Al Perkins, a good friend and collaborator of Parsons', performed the song's pedal steel guitar. Jagger sang lead vocals and was accompanied by Richards on backing. Richards provided the song's base of acoustic guitar and electric Telecaster. Mick Taylor played bass and Charlie Watts was on drums. Organ was played by Jim Price and piano by Nicky Hopkins.
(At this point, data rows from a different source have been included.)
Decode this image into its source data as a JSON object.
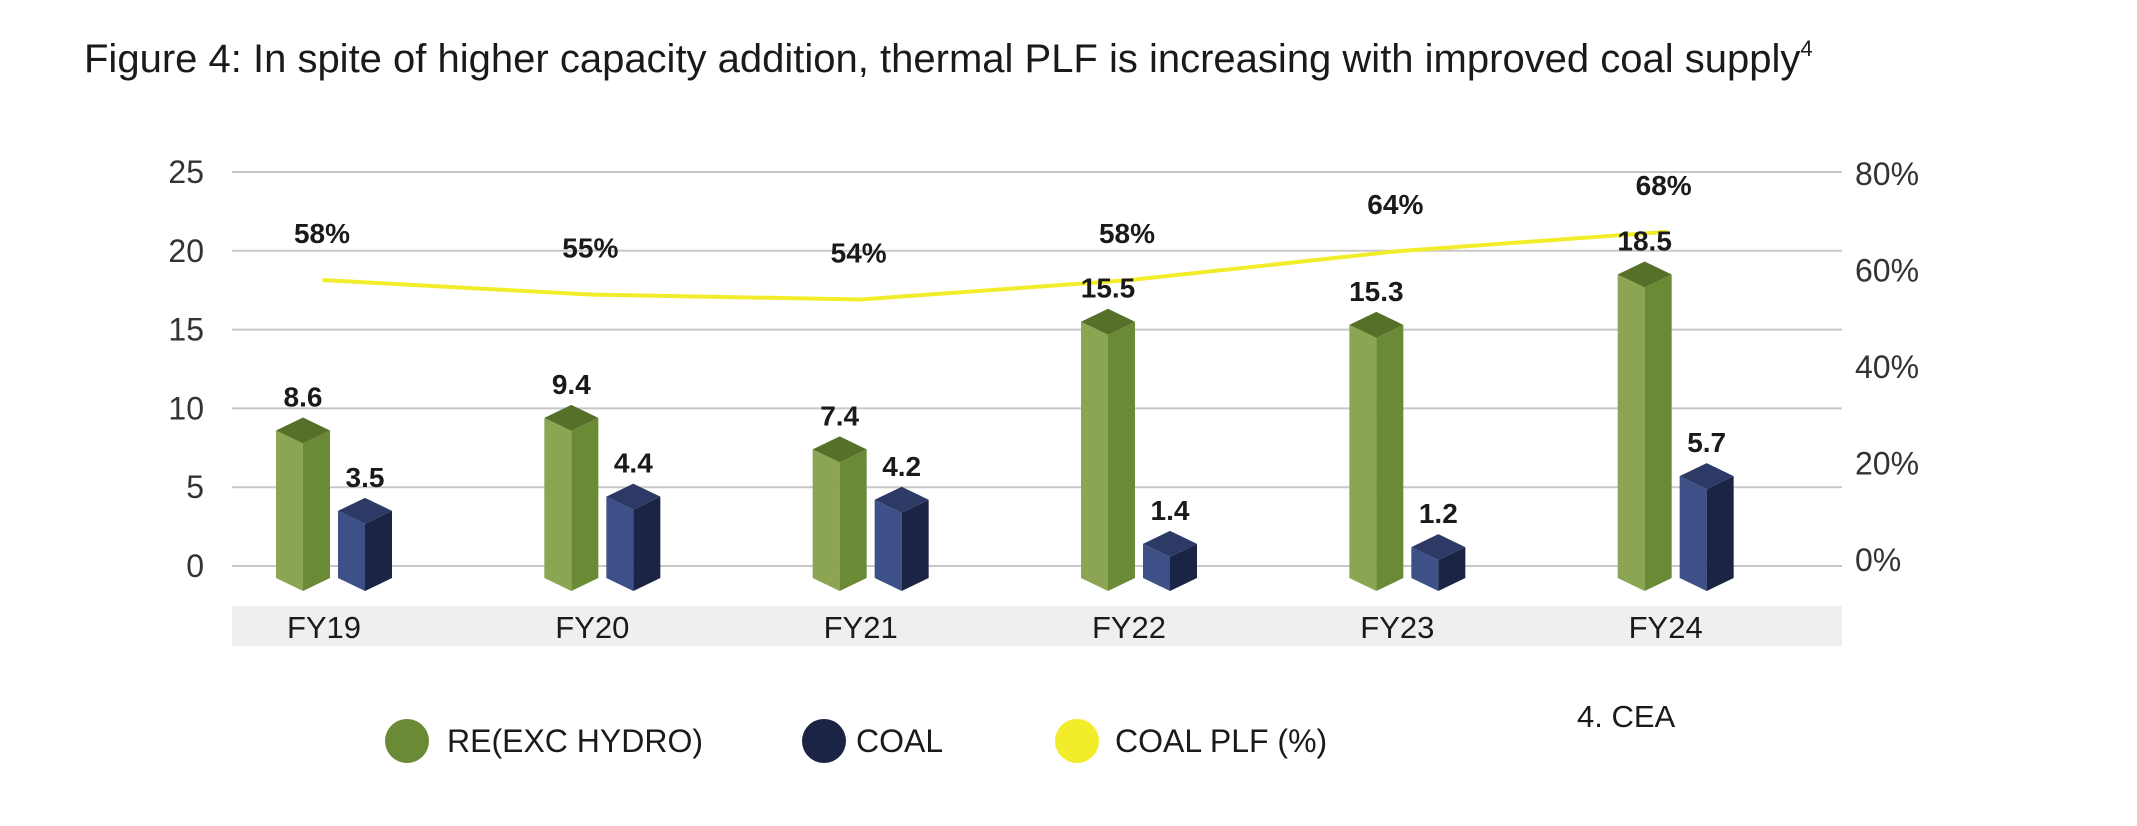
{
  "chart_data": {
    "type": "bar",
    "title": "Figure 4: In spite of higher capacity addition, thermal PLF is increasing with improved coal supply",
    "title_superscript": "4",
    "categories": [
      "FY19",
      "FY20",
      "FY21",
      "FY22",
      "FY23",
      "FY24"
    ],
    "series": [
      {
        "name": "RE(EXC HYDRO)",
        "type": "bar",
        "axis": "left",
        "color": "#6b8a35",
        "values": [
          8.6,
          9.4,
          7.4,
          15.5,
          15.3,
          18.5
        ],
        "labels": [
          "8.6",
          "9.4",
          "7.4",
          "15.5",
          "15.3",
          "18.5"
        ]
      },
      {
        "name": "COAL",
        "type": "bar",
        "axis": "left",
        "color": "#1b2444",
        "values": [
          3.5,
          4.4,
          4.2,
          1.4,
          1.2,
          5.7
        ],
        "labels": [
          "3.5",
          "4.4",
          "4.2",
          "1.4",
          "1.2",
          "5.7"
        ]
      },
      {
        "name": "COAL PLF (%)",
        "type": "line",
        "axis": "right",
        "color": "#f2ec2b",
        "values": [
          58,
          55,
          54,
          58,
          64,
          68
        ],
        "labels": [
          "58%",
          "55%",
          "54%",
          "58%",
          "64%",
          "68%"
        ]
      }
    ],
    "y_left": {
      "ylim": [
        0,
        25
      ],
      "ticks": [
        "0",
        "5",
        "10",
        "15",
        "20",
        "25"
      ]
    },
    "y_right": {
      "ylim": [
        0,
        80
      ],
      "ticks": [
        "0%",
        "20%",
        "40%",
        "60%",
        "80%"
      ]
    },
    "grid": true,
    "legend_position": "bottom",
    "source_note": "4. CEA",
    "colors": {
      "re_front": "#6b8a35",
      "re_side": "#8ca552",
      "re_top": "#56702a",
      "coal_front": "#3e5088",
      "coal_side": "#1b2444",
      "coal_top": "#2d3a66",
      "plf_line": "#f2ec2b",
      "grid": "#c8c8c8",
      "category_band": "#eeeff0"
    }
  }
}
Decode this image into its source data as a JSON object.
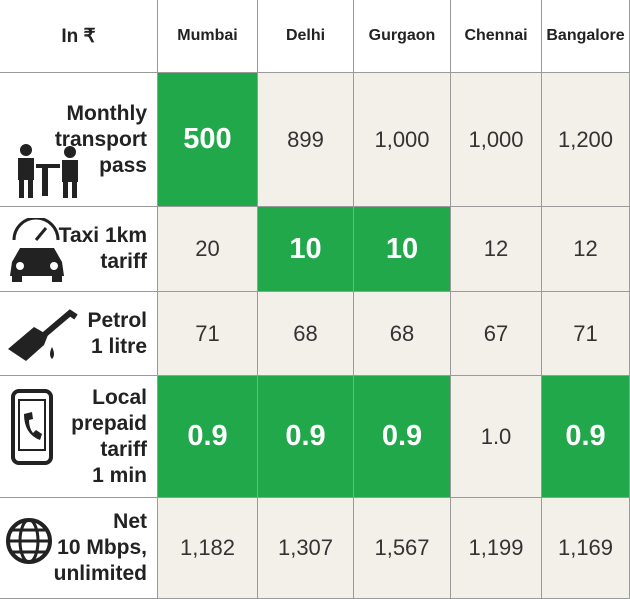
{
  "table": {
    "corner": "In ₹",
    "columns": [
      "Mumbai",
      "Delhi",
      "Gurgaon",
      "Chennai",
      "Bangalore"
    ],
    "rows": [
      {
        "label": "Monthly\ntransport\npass",
        "values": [
          "500",
          "899",
          "1,000",
          "1,000",
          "1,200"
        ],
        "highlight": [
          true,
          false,
          false,
          false,
          false
        ]
      },
      {
        "label": "Taxi 1km\ntariff",
        "values": [
          "20",
          "10",
          "10",
          "12",
          "12"
        ],
        "highlight": [
          false,
          true,
          true,
          false,
          false
        ]
      },
      {
        "label": "Petrol\n1 litre",
        "values": [
          "71",
          "68",
          "68",
          "67",
          "71"
        ],
        "highlight": [
          false,
          false,
          false,
          false,
          false
        ]
      },
      {
        "label": "Local\nprepaid\ntariff\n1 min",
        "values": [
          "0.9",
          "0.9",
          "0.9",
          "1.0",
          "0.9"
        ],
        "highlight": [
          true,
          true,
          true,
          false,
          true
        ]
      },
      {
        "label": "Net\n10 Mbps,\nunlimited",
        "values": [
          "1,182",
          "1,307",
          "1,567",
          "1,199",
          "1,169"
        ],
        "highlight": [
          false,
          false,
          false,
          false,
          false
        ]
      }
    ]
  }
}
Basic tracking took place in Richards' basement in the South of France during the summer of 1971, and overdubs were done in Los Angeles' Sunset Sound Studios between December 1971 and March 1972.

Janovitz wrote of the lyrics: "'Torn and Frayed' follows a vagabond-like guitar player whose 'coat is torn and frayed'":

Well the ballrooms and smelly bordellos, and dressing rooms filled with parasites
On stage the band has got problems, they're a bag of nerves on first nights
He ain't tied down to no home town, yeah, and you thought he was reckless
You think he's bad, he thinks you're mad, yeah, and the guitar player gets restless.

==Live performances==
"Torn and Frayed" was first performed by the Stones on the opening night of the 1972 tour of America in Vancouver, Canada, but was subsequently dropped from the setlist and not played again until the fall 2002 leg of the Licks Tour at several theater shows.

In 2009, it was covered by The Black Crowes on Warpaint Live.

Phish also covered it during their live cover of the entire Exile on Main St. album on 31 October 2009; they also performed it in another of their live shows in Cincinnati on 21 November 2009, during their Superball IX festival in 2011, in Pittsburgh on 23 June 2012, at Saratoga Performing Arts Center on 7 July 2012, and at Moon Palace, Mexico on 20 February 2020. Another performance of the song was on 27 August 2021 at The Gorge Amphitheatre, as tribute to Charlie Watts.